7. Volgens het destijds geldende beleid - zoals neergelegd in de Tussentijdse Berichten Vreemdelingencirculaire van 12 maart 1996 (TBV 1996/1) - ten aanzien van AMA’s kan indien is vastgesteld dat de minderjarige niet in aanmerking komt voor een asielvergunning, op basis van de gegevens verkregen bij het eerste en nader gehoor worden besloten tot het instellen van een nader onderzoek naar de ouders van de minderjarige in het buitenland en/of aanverwanten van de minderjarige dan wel naar de aanwezigheid van andere adequate opvang, bijvoorbeeld door plaatselijke welzijnsinstellingen, in het land van herkomst. Niet in geschil is dat eiseres ten tijde van haar asielaanvraag het onjuiste gegeven heeft verstrekt dat zij van Soedanese afkomst is. Verweerder heeft in dit verband terecht gesteld dat door de achteraf onjuist gebleken Soedanese afkomst van eiseres het verweerder destijds onmogelijk is gemaakt onderzoek te doen naar adequate opvang in enig ander land van herkomst bijvoorbeeld in Oeganda. De vraag of eiseres indien zij de juiste gegevens zou hebben verstrekt in aanmerking zou zijn gekomen voor een verblijfsvergunning kan gelet hierop niet meer worden beantwoord, nu de omstandigheden waaronder eiseres destijds Oeganda heeft verlaten niet meer kunnen worden vastgesteld. Verweerder heeft zich terecht op het op het standpunt gesteld dat dit voor haar eigen rekening dient te komen. Het is immers aan de handelwijze van eiseres te wijten dat verweerder niet in staat is geweest dit onderzoek te doen. Dat eiseres destijds nog erg jong was, kan niet tot een ander oordeel leiden nu zij er bij haar nader gehoor op is gewezen dat het zeer belangrijk is de waarheid te spreken.
8. Op grond van het voorgaande verklaart de rechtbank het beroep ongegrond.
Ten aanzien van het verzoek om een voorlopige voorziening
9. De gevraagde voorziening strekt er toe de uitzetting te verbieden totdat is beslist op het beroep.
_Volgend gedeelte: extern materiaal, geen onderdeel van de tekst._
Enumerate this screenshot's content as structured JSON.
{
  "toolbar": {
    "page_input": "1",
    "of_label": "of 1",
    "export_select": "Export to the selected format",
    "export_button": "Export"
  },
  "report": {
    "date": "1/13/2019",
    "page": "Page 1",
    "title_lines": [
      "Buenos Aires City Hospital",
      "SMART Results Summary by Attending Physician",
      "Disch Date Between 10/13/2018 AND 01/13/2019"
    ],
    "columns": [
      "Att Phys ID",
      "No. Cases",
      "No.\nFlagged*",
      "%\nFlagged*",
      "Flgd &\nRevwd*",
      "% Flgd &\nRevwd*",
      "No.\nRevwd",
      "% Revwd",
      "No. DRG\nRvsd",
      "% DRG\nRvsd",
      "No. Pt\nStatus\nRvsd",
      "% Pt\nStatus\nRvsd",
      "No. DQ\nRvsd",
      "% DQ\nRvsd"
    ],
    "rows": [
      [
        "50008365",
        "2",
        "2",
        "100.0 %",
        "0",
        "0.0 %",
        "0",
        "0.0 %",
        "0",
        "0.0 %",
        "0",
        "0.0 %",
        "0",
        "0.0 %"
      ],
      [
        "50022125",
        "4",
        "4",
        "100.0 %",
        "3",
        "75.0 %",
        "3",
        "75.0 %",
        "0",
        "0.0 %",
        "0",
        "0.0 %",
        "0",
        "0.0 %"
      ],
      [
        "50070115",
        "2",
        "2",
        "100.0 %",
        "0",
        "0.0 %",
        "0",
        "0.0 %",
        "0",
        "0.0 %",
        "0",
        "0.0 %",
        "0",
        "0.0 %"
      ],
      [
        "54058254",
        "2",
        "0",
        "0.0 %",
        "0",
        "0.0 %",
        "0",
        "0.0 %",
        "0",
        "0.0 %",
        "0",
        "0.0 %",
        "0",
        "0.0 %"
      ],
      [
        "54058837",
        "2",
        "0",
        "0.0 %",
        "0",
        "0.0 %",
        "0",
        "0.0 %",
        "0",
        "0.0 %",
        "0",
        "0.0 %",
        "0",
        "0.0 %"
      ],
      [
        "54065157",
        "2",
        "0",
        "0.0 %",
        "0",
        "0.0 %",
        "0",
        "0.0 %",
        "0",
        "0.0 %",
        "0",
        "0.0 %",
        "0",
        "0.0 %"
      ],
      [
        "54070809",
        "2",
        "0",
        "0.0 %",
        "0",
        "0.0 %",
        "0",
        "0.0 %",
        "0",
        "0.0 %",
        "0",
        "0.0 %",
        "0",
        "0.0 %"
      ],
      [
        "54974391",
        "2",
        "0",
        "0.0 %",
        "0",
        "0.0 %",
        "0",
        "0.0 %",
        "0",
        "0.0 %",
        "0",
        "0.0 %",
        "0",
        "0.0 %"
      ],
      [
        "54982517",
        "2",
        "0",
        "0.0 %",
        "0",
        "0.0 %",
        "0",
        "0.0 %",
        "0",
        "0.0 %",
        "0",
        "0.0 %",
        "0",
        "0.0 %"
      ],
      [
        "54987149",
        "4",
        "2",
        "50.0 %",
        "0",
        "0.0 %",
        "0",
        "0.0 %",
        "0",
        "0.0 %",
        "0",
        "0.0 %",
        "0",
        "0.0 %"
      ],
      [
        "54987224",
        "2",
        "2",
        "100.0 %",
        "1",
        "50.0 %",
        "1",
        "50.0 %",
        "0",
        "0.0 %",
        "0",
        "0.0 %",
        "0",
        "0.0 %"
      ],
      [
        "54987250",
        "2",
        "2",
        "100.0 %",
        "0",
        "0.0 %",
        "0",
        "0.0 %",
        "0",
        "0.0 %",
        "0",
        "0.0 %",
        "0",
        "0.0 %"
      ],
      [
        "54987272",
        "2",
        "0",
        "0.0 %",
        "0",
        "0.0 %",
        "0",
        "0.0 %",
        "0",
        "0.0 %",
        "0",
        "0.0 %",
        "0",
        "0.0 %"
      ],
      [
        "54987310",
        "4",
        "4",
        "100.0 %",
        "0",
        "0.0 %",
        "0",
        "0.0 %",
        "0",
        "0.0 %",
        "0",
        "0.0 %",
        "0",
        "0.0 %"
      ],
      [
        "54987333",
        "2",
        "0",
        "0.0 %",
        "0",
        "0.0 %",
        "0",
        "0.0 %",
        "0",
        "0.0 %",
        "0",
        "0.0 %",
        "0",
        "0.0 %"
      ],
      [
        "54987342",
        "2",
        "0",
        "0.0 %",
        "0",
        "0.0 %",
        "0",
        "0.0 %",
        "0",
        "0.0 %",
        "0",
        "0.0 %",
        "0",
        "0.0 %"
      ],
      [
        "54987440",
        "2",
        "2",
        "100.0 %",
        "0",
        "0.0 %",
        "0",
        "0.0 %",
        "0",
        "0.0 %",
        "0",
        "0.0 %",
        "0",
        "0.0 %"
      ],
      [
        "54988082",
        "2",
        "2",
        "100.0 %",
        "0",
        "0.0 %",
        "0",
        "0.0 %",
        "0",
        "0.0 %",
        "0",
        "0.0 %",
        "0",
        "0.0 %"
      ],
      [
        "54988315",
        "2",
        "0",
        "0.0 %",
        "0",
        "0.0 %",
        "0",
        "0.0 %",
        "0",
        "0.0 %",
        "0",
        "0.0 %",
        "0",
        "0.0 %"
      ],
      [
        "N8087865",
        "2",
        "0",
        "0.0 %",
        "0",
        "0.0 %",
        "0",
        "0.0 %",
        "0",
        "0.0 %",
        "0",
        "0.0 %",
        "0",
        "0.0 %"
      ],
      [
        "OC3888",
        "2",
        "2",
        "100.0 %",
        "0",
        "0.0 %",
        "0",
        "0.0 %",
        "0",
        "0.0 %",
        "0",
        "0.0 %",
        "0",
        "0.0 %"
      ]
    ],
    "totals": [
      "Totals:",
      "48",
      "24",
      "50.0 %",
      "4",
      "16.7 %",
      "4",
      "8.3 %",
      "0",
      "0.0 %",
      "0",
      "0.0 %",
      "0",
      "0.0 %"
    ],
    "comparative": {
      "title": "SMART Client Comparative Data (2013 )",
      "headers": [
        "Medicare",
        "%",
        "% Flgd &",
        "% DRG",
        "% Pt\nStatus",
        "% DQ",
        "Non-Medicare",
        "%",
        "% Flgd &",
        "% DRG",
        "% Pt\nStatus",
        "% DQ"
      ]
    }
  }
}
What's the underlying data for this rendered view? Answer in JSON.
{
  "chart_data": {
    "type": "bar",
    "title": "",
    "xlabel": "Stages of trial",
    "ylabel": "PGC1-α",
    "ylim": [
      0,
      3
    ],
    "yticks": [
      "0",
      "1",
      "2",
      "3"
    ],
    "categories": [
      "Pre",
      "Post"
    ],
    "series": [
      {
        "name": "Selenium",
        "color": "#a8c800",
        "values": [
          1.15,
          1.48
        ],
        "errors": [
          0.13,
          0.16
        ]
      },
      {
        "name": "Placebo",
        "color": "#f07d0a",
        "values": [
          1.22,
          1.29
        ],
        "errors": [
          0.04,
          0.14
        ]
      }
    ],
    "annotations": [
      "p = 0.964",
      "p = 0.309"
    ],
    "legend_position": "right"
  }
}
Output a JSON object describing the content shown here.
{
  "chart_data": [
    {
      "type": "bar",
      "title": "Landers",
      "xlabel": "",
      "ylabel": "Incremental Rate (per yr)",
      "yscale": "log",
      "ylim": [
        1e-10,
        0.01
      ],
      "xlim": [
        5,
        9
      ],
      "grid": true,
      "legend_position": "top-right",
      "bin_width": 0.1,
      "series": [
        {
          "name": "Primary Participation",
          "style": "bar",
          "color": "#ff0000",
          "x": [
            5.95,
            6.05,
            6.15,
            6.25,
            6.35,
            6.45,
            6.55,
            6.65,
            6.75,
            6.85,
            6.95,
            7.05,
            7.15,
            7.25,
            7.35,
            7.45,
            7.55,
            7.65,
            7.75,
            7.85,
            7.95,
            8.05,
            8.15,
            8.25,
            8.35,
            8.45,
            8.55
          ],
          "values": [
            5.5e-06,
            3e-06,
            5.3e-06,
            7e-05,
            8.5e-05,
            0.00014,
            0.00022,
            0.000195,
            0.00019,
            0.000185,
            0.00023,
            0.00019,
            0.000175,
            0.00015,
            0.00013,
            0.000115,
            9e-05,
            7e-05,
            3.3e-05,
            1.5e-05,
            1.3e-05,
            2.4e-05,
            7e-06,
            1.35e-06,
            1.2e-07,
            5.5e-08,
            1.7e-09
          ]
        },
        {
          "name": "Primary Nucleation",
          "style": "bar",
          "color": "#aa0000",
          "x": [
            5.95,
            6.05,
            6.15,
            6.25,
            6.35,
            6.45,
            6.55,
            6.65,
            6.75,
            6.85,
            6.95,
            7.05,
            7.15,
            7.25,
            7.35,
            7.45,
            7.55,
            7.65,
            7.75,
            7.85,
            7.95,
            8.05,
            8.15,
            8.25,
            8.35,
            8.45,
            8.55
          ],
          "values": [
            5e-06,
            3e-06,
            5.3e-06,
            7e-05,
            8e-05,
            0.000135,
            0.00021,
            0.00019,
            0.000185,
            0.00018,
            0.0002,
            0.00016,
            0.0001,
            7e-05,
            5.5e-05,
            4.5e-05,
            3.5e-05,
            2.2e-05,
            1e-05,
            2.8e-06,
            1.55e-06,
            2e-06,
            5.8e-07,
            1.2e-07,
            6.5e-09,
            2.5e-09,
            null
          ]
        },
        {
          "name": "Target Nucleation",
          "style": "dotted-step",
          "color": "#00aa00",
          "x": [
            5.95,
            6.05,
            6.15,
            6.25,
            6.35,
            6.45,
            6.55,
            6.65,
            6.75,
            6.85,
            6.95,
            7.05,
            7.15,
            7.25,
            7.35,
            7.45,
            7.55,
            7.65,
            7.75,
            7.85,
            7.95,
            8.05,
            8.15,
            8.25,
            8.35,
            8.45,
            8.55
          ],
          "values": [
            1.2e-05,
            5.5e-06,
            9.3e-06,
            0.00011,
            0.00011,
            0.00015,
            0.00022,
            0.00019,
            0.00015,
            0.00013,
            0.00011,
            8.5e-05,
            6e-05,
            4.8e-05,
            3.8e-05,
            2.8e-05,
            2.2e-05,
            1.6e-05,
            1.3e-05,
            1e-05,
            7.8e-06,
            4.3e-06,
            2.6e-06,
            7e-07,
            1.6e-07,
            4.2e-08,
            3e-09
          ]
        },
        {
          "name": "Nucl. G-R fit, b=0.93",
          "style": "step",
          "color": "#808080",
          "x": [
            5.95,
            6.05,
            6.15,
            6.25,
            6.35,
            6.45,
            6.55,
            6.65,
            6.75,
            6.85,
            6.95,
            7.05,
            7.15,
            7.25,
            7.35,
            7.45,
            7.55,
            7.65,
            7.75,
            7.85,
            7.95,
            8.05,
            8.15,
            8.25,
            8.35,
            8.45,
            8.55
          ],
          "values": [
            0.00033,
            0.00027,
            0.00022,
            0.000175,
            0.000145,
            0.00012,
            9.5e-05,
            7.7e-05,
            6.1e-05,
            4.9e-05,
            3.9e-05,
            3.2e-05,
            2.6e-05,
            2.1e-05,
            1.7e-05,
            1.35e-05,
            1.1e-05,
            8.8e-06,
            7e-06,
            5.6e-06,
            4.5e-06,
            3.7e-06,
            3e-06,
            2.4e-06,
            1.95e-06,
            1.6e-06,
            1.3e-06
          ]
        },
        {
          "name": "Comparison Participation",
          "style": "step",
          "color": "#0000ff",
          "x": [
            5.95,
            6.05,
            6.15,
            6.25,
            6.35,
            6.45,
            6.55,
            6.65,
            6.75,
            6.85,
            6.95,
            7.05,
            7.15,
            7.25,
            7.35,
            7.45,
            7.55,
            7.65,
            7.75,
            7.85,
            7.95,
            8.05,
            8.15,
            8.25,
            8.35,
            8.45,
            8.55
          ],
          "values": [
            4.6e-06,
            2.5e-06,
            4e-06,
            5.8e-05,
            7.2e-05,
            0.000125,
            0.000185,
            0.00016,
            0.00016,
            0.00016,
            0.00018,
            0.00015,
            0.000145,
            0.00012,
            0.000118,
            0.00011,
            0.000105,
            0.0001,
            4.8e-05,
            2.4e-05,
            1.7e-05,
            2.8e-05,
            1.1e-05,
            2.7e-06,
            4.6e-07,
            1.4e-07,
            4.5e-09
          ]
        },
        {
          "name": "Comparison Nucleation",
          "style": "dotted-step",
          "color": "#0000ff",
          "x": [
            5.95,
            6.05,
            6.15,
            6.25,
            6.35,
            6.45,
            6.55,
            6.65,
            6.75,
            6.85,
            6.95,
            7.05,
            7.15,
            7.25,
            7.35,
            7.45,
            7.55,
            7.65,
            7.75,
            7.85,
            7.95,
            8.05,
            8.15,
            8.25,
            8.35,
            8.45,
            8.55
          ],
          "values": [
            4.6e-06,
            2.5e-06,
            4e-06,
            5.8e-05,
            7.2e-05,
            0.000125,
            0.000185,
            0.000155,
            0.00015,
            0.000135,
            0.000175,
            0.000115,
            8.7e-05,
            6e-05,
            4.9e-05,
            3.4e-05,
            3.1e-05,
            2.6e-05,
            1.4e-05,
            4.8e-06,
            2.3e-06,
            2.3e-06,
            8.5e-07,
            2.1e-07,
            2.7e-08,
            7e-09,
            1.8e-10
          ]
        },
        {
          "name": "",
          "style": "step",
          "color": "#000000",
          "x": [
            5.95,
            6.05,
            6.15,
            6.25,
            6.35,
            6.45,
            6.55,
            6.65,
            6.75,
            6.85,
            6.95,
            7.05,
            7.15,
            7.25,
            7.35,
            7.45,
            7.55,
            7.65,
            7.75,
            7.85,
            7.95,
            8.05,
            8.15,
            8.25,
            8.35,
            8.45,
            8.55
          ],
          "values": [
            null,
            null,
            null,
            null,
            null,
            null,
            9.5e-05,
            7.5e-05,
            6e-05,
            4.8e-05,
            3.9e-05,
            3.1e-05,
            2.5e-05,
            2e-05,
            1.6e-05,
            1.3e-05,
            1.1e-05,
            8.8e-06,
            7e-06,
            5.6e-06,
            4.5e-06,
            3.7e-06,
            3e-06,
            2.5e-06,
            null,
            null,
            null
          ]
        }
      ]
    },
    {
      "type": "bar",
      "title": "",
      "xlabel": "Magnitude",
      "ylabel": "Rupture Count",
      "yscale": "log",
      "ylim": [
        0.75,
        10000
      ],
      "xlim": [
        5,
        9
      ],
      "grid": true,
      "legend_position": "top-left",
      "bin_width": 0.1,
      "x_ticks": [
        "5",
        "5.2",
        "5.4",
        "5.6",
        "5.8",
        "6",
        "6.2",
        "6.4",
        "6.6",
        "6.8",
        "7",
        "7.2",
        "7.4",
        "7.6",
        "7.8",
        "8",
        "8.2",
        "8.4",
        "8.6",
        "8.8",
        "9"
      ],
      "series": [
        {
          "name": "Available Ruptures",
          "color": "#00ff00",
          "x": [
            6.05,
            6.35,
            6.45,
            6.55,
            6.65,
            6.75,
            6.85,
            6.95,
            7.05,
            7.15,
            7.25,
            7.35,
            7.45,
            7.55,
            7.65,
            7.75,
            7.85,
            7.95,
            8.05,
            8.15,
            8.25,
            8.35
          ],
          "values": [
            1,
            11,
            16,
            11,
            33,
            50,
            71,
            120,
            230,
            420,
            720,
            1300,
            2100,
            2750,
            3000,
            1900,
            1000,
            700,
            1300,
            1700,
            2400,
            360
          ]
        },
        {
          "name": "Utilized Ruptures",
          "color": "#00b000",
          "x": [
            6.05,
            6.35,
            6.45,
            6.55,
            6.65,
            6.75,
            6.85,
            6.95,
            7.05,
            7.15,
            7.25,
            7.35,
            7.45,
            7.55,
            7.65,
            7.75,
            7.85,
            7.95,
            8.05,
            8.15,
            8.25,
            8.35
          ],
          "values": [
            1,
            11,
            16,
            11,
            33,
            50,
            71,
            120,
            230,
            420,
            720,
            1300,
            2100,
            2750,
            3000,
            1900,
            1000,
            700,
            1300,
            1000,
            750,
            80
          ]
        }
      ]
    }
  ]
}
In het onderhavige geval is er geen aanleiding tot het treffen van de gevraagde voorziening, gelet op het feit dat de rechtbank heden op het beroep heeft beslist.
Ten aanzien van het beroep en het verzoek om een voorlopige voorziening
10. De rechtbank is niet gebleken van omstandigheden op grond waarvan verweerder het griffierecht zou moeten vergoeden dan wel een van de partijen zou moeten worden veroordeeld in de door de andere partij gemaakte proceskosten.
4. Beslissing
De rechtbank,
in de zaak geregistreerd onder nummer: AWB 08/38753,
- verklaart het beroep ongegrond.
De voorzieningenrechter,
in de zaak geregistreerd onder nummer: AWB 08/38755,
- wijst het verzoek af.
Deze uitspraak is gedaan door mr. J.C. Boeree, voorzitter, tevens voorzieningenrechter, in tegenwoordigheid van mr. S.S. Soylu, griffier, en in het openbaar uitgesproken op 17 november 2009.
De griffier
De voorzitter
Afschrift verzonden op:
Conc..: SSS
Coll.: JK
D: B
VK
Tegen de uitspraak op het beroep staat hoger beroep open bij de Afdeling bestuursrechtspraak van de Raad van State (adres: Raad van State, Afdeling bestuursrechtspraak, Hoger beroep vreemdelingenzaken, Postbus 16113, 2500 BC 's-Gravenhage). De termijn voor het instellen van hoger beroep bedraagt vier weken. Naast de vereisten waaraan het beroepschrift moet voldoen op grond van artikel 6:5 van de Awb (zoals het overleggen van een afschrift van deze uitspraak) dient het beroepschrift ingevolge artikel 85, eerste lid, van de Vw 2000 een of meer grieven te bevatten. Artikel 6:6 van de Awb (herstel verzuim) is niet van toepassing. Tegen de uitspraak op het verzoek om een voorlopige voorziening staat geen rechtsmiddel open.